We’ve heard it many times before: Our nation is on a fiscal cliff, there’s a dire need to get spending under control and wasteful projects must be eliminated. Then, once members of Congress have completed their recitations of the obvious, they employ all the excuses under the sun to explain why a particular program they support is essential and should not be placed on the chopping block.
But every now and then, a strange thing happens in Washington — Congress actually does more than merely talk about reining in spending; it acts by eliminating funding for defunct programs. And that’s precisely what’s happening with the Medium Extended Air Defense System (MEADS). The House Appropriations Committee has zeroed out MEADS’ funding, and the National Defense Authorization Act in both the Senate and the House struck additional funding for it as well.

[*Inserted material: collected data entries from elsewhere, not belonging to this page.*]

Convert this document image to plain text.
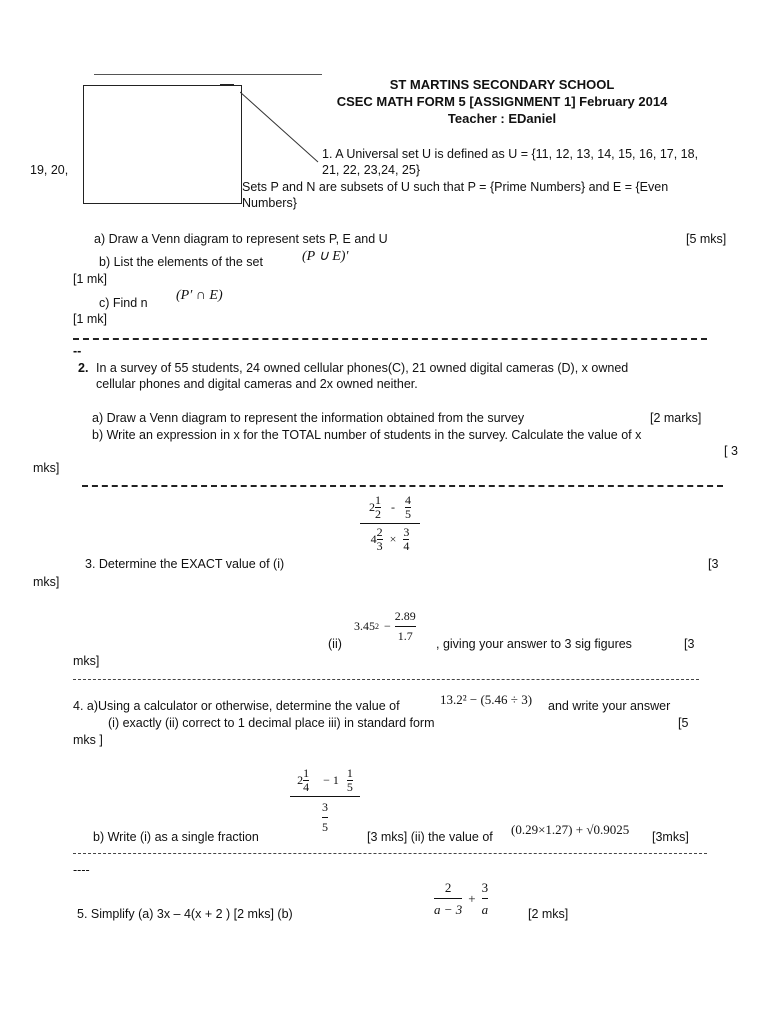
ST MARTINS SECONDARY SCHOOL
CSEC MATH FORM 5 [ASSIGNMENT 1] February 2014
Teacher : EDaniel
1. A Universal set U is defined as U = {11, 12, 13, 14, 15, 16, 17, 18,
19, 20,	21, 22, 23,24, 25}
Sets P and N are subsets of U such that P = {Prime Numbers} and E = {Even
Numbers}
a) Draw a Venn diagram to represent sets P, E and U	[5 mks]
b) List the elements of the set	(P ∪ E)′
[1 mk]
c) Find n (P′ ∩ E)
[1 mk]
--
2. In a survey of 55 students, 24 owned cellular phones(C), 21 owned digital cameras (D), x owned
cellular phones and digital cameras and 2x owned neither.
a) Draw a Venn diagram to represent the information obtained from the survey	[2 marks]
b) Write an expression in x for the TOTAL number of students in the survey. Calculate the value of x
[ 3
mks]
$2 \frac{1}{2} - \frac{4}{5}$
$4 \frac{2}{3} \times \frac{3}{4}$
3. Determine the EXACT value of (i)	[3
mks]
(ii)
3.45 $2 - \frac{2.89}{1.7}$
, giving your answer to 3 sig figures	[3
mks]
4. a)Using a calculator or otherwise, determine the value of	13.2² − (5.46 ÷ 3) and write your answer
(i) exactly (ii) correct to 1 decimal place iii) in standard form	[5
mks ]
$2 \frac{1}{4} - 1 \frac{1}{5}$
$\frac{3}{5}$
b) Write (i) as a single fraction	[3 mks] (ii) the value of (0.29×1.27) + √0.9025 [3mks]
----
5. Simplify (a) 3x – 4(x + 2 ) [2 mks] (b)	$\frac{2}{a - 3} + \frac{3}{a}$	[2 mks]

Now the Senate Appropriations Committee has the opportunity to eliminate funding for this program as it begins its mark-up of the defense appropriations bill. Even with these steps in the right direction, it’s still far too early to crack open the champagne. Some in Washington still think, despite its woeful record, that MEADS needs additional funding. For example, the president’s FY 2013 budget included a request for $400 million more for MEADS.
Still, proponents of MEADS have deluded themselves into thinking the program is beneficial to our nation and performing well, on time, on budget and saving taxpayer money to boot. All of those assertions are false.

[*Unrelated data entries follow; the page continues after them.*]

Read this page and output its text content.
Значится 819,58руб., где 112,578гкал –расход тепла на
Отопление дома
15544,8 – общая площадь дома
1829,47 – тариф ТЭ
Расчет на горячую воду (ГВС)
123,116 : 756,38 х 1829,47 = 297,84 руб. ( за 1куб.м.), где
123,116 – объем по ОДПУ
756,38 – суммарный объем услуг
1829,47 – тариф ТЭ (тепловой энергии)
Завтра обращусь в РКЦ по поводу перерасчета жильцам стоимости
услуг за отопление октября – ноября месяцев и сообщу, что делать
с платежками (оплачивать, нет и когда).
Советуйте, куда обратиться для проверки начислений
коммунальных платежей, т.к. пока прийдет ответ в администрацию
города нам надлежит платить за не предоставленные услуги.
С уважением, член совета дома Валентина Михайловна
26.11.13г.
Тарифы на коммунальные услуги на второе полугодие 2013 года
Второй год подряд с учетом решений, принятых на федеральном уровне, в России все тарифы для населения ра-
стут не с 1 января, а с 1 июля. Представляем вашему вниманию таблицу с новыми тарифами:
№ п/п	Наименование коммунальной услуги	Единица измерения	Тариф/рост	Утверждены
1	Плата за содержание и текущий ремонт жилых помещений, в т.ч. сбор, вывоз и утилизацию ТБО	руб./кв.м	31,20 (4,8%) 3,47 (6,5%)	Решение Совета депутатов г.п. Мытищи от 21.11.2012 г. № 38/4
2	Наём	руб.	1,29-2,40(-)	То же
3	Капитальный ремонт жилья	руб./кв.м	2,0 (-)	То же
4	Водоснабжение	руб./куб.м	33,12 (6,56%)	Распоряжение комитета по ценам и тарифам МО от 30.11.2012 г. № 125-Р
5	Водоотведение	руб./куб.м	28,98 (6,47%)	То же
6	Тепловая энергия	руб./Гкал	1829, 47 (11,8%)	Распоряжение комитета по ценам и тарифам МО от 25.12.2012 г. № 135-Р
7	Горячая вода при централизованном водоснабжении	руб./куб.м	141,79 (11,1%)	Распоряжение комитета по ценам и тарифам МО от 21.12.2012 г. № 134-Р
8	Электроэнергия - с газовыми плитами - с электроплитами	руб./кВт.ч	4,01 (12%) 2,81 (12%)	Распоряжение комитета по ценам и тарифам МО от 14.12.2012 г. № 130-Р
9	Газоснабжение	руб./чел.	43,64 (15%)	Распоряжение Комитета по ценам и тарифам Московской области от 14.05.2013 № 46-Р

The first assertion — the development of MEADS is running right on schedule — is easy to debunk. If “right on schedule” means at the very least 10 years behind schedule, then yes, MEADS is on time. And thanks to its significant time delays, its so-called cutting-edge technology is about 20 years behind too. But MEADS’ slow progression is only one of the problems plaguing this program.

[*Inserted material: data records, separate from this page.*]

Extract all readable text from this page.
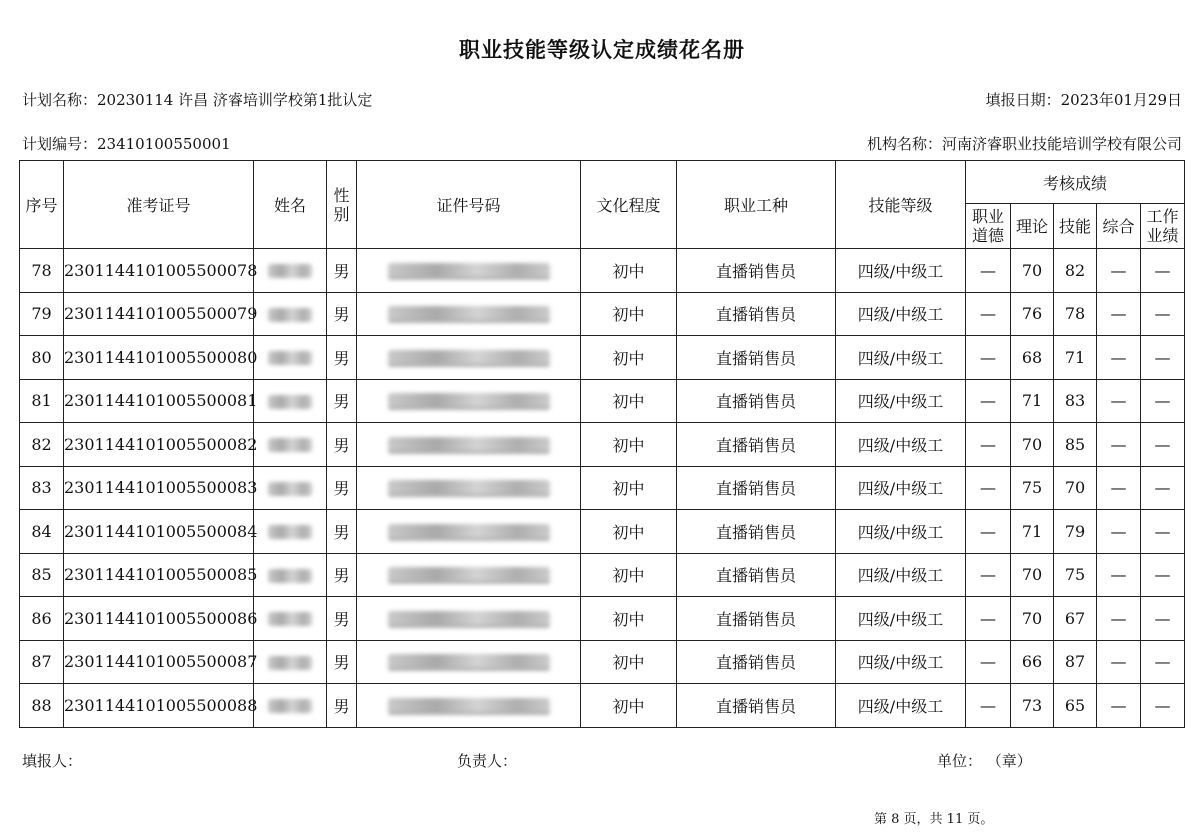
职业技能等级认定成绩花名册
计划名称：20230114 许昌 济睿培训学校第1批认定	填报日期：2023年01月29日
计划编号：23410100550001	机构名称：河南济睿职业技能培训学校有限公司
序号	准考证号	姓名	性别	证件号码	文化程度	职业工种	技能等级	考核成绩				
								职业道德	理论	技能	综合	工作业绩
78	2301144101005500078		男		初中	直播销售员	四级/中级工	—	70	82	—	—
79	2301144101005500079		男		初中	直播销售员	四级/中级工	—	76	78	—	—
80	2301144101005500080		男		初中	直播销售员	四级/中级工	—	68	71	—	—
81	2301144101005500081		男		初中	直播销售员	四级/中级工	—	71	83	—	—
82	2301144101005500082		男		初中	直播销售员	四级/中级工	—	70	85	—	—
83	2301144101005500083		男		初中	直播销售员	四级/中级工	—	75	70	—	—
84	2301144101005500084		男		初中	直播销售员	四级/中级工	—	71	79	—	—
85	2301144101005500085		男		初中	直播销售员	四级/中级工	—	70	75	—	—
86	2301144101005500086		男		初中	直播销售员	四级/中级工	—	70	67	—	—
87	2301144101005500087		男		初中	直播销售员	四级/中级工	—	66	87	—	—
88	2301144101005500088		男		初中	直播销售员	四级/中级工	—	73	65	—	—
填报人：	负责人：	单位： （章）
第 8 页，共 11 页。
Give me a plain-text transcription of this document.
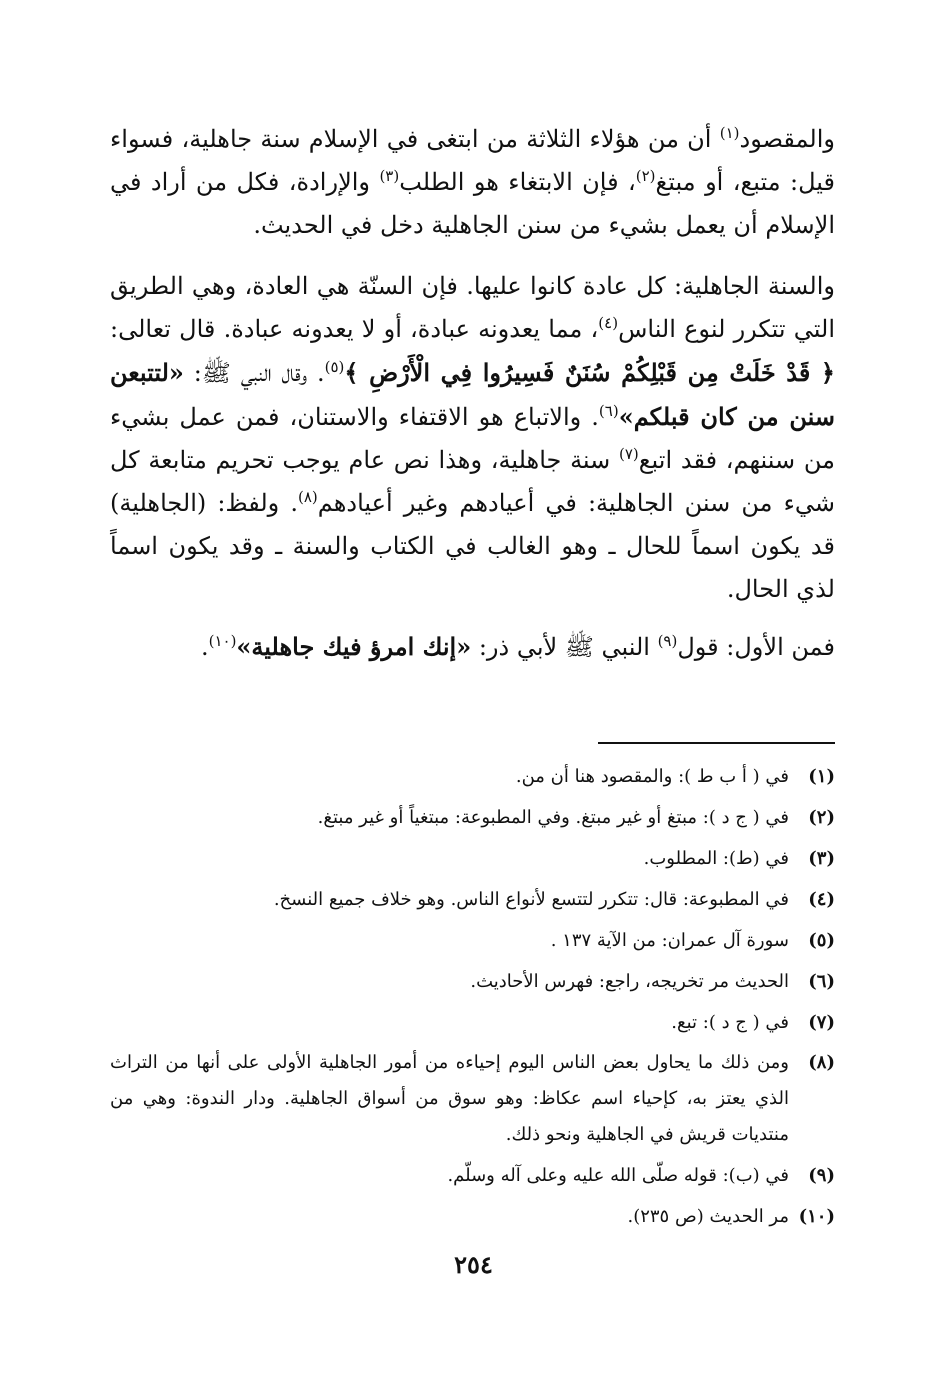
والمقصود$^{(١)}$ أن من هؤلاء الثلاثة من ابتغى في الإسلام سنة جاهلية، فسواء قيل: متبع، أو مبتغ$^{(٢)}$، فإن الابتغاء هو الطلب$^{(٣)}$ والإرادة، فكل من أراد في الإسلام أن يعمل بشيء من سنن الجاهلية دخل في الحديث.

والسنة الجاهلية: كل عادة كانوا عليها. فإن السنّة هي العادة، وهي الطريق التي تتكرر لنوع الناس$^{(٤)}$، مما يعدونه عبادة، أو لا يعدونه عبادة. قال تعالى: ﴿ قَدْ خَلَتْ مِن قَبْلِكُمْ سُنَنٌ فَسِيرُوا فِي الْأَرْضِ ﴾$^{(٥)}$. وقال النبي ﷺ: «لتتبعن سنن من كان قبلكم»$^{(٦)}$. والاتباع هو الاقتفاء والاستنان، فمن عمل بشيء من سننهم، فقد اتبع$^{(٧)}$ سنة جاهلية، وهذا نص عام يوجب تحريم متابعة كل شيء من سنن الجاهلية: في أعيادهم وغير أعيادهم$^{(٨)}$. ولفظ: (الجاهلية) قد يكون اسماً للحال ـ وهو الغالب في الكتاب والسنة ـ وقد يكون اسماً لذي الحال.

فمن الأول: قول$^{(٩)}$ النبي ﷺ لأبي ذر: «إنك امرؤ فيك جاهلية»$^{(١٠)}$.

(١)
في ( أ ب ط ): والمقصود هنا أن من.
(٢)
في ( ج د ): مبتغ أو غير مبتغ. وفي المطبوعة: مبتغياً أو غير مبتغ.
(٣)
في (ط): المطلوب.
(٤)
في المطبوعة: قال: تتكرر لتتسع لأنواع الناس. وهو خلاف جميع النسخ.
(٥)
سورة آل عمران: من الآية ١٣٧ .
(٦)
الحديث مر تخريجه، راجع: فهرس الأحاديث.
(٧)
في ( ج د ): تبع.
(٨)
ومن ذلك ما يحاول بعض الناس اليوم إحياءه من أمور الجاهلية الأولى على أنها من التراث الذي يعتز به، كإحياء اسم عكاظ: وهو سوق من أسواق الجاهلية. ودار الندوة: وهي من منتديات قريش في الجاهلية ونحو ذلك.
(٩)
في (ب): قوله صلّى الله عليه وعلى آله وسلّم.
(١٠)
مر الحديث (ص ٢٣٥).
٢٥٤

In 1996, the federal government expected MEADS to cost between $2 and $3 billion. The program’s current cost estimates are now as much as eight times that amount, roughly $19 billion, should the program be allowed to go forward.
And while many are aware of MEADS’ shortcomings, they still try to defend its continued funding by claiming that the project’s termination costs will actually make a bigger dent on taxpayers’ wallets than keeping the project on its current course. This contention also fails to mesh with reality. A Pentagon report explains that ending MEADS would actually save taxpayers money because the program is subject to authorization and appropriation. If Congress doesn’t agree to spend the money, there are no termination costs.